Asgari ücretin insanca yaşanabilir düzeyde olmaması bir yana mevcut sefalet ücreti üzerine bir de yüksek vergilendirmeye tabi tutulur. Asgari ücretin “bilimsel” olarak hesaplanmasının mümkün olmadığı ileri sürülürken, ince ince hesap yapılmış gibi belirlenen asgari ücretler de “bilimsel” değil midir? Değildir. Ücretin “bilimseli” veya “bilimsel olmayanı” olmaz. Ücret ve asgari ücret, belirli ekonomik, toplumsal ve siyasal koşullarda, sınıf mücadelesinin düzeyine bağlı olarak oluşur.
Asgari ücret hangi etmenlerin etkileşimiyle belirlenir?
Örneğin, işsizlik artıyorsa, emek gücünü çok düşük fiyatlarla satma eğilimi güçleniyorsa, asgari ücret yeterince artmaz ve hatta patronlar tarafından asgari ücretin düşürülmesi veya kaldırılması gündeme getirilebilir. Şimdi uygulamaya sokulmak istenen “Bölgesel asgari ücret uygulaması” sermayenin asgari ücreti düşürme girişiminden başka bir şey değildir. Kayıt dışı işçiliğin yaygınlaşması da aynı sonucu doğurur. Asgari Ücret düzeyinin bu kadar düşük olması, bir haksızlık değil, tarafların karşılıklı güçlerinin sonucudur.
Sınıflar arasındaki ilişkilerde “haksızlık” ve “haklılık” gibi kavramlar işe yaramaz; karşılıklı “güç” konuşur. Belirli koşullarda gücün ne kadarsa, o kadar hak alırsın. Demirel’in ifadesiyle, “ne kadar ekmek, o kadar köfte.” Öyleyse, Asgari Ücret masa başında değil mücadelenin içinde belirlenir. Asgari ücreti insanca yaşanabilir bir düzeye çekmek sadece ekonomik değil aynı zamanda politik bir mücadeleyle mümkün olabilir. Ancak nihayetinde emek ve artı değer sömürüsünü tamamen ortadan kaldırmayı hedefleyen bir perspektifle yön verilmiş işçi sınıfı mücadelesi dönemsel kazanımları sonuna kadar götürmeye muktedir olacaktır. İşçi sınıfının örgütlülüğüyle, gücüyle taraf olmadığı, masaya bağlanmış bir asgari ücret tartışmasında sendikaların yüzde 100, yüzde 300, yüzde 500… zam istiyor olmasının hiçbir kıymeti yoktur.
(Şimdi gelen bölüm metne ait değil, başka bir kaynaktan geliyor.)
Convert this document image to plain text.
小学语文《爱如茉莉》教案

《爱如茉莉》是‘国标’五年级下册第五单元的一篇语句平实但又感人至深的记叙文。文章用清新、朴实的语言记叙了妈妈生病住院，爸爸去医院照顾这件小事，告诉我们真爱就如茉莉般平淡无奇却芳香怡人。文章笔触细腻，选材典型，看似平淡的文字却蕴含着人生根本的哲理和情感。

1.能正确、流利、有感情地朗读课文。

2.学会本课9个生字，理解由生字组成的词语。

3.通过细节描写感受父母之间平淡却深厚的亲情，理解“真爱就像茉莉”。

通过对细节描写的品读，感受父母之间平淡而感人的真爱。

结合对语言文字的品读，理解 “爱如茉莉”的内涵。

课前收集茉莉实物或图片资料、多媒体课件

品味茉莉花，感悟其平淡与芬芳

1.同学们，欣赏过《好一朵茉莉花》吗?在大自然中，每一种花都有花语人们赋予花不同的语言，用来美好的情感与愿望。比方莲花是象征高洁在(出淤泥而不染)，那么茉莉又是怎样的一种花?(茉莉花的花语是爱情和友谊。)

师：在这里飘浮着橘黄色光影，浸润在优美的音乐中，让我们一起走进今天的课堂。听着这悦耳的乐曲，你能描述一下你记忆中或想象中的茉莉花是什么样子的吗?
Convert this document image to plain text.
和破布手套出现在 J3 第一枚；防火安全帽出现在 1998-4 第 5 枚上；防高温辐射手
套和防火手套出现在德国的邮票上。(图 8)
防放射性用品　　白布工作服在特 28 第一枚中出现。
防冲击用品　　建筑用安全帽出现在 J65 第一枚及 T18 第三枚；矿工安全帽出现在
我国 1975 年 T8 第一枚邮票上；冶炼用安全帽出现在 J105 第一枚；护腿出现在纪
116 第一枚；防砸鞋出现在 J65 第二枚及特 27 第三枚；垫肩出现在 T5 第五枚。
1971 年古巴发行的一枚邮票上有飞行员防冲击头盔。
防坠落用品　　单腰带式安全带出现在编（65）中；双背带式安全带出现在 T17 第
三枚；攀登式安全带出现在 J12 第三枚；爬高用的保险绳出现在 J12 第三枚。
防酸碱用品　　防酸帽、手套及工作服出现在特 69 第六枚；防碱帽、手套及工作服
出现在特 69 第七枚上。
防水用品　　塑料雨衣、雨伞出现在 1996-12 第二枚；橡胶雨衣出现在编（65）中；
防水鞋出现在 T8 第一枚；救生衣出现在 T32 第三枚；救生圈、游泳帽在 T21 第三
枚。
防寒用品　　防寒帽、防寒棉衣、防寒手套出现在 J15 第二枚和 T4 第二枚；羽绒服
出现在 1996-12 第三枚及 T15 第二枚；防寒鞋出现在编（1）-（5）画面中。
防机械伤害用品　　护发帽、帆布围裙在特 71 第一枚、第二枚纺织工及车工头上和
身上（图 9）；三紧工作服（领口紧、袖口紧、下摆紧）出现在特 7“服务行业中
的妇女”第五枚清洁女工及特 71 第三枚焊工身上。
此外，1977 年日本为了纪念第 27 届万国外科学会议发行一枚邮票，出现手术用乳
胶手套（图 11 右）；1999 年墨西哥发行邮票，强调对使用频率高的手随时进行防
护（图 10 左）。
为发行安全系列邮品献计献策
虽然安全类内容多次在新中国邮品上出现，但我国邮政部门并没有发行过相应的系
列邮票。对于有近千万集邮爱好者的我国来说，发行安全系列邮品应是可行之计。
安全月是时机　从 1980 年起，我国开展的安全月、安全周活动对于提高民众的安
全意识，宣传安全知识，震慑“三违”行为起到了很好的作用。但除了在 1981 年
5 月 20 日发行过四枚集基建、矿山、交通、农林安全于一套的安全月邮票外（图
Sonuçta, hükümetin ve patronların dediğine boyun eğeceksen yüksekten konuşmanın hiçbir kıymeti yok! Bu nedenle, Türk-İş’in yüzde şu kadar zam istemiş olması değil, daha iyi bir asgari ücret için işçi sınıfının ne kadar mücadele edeceği esas sorundur. Böyle bir mücadele için üzerlerini düşeni yapmayan sendikaların asgari ücretten rahatsız olmaları, karara “muhalefet şerhi!” koymalarının da hiç bir önemi yoktur. Bu sadece hükümet ve patronlarla yapılan iş birliğinin üstünü örtme çabasıdır. O zaman yapılması gereken açıktır. Ne kadar mücadele o kadar Asgari Ücret!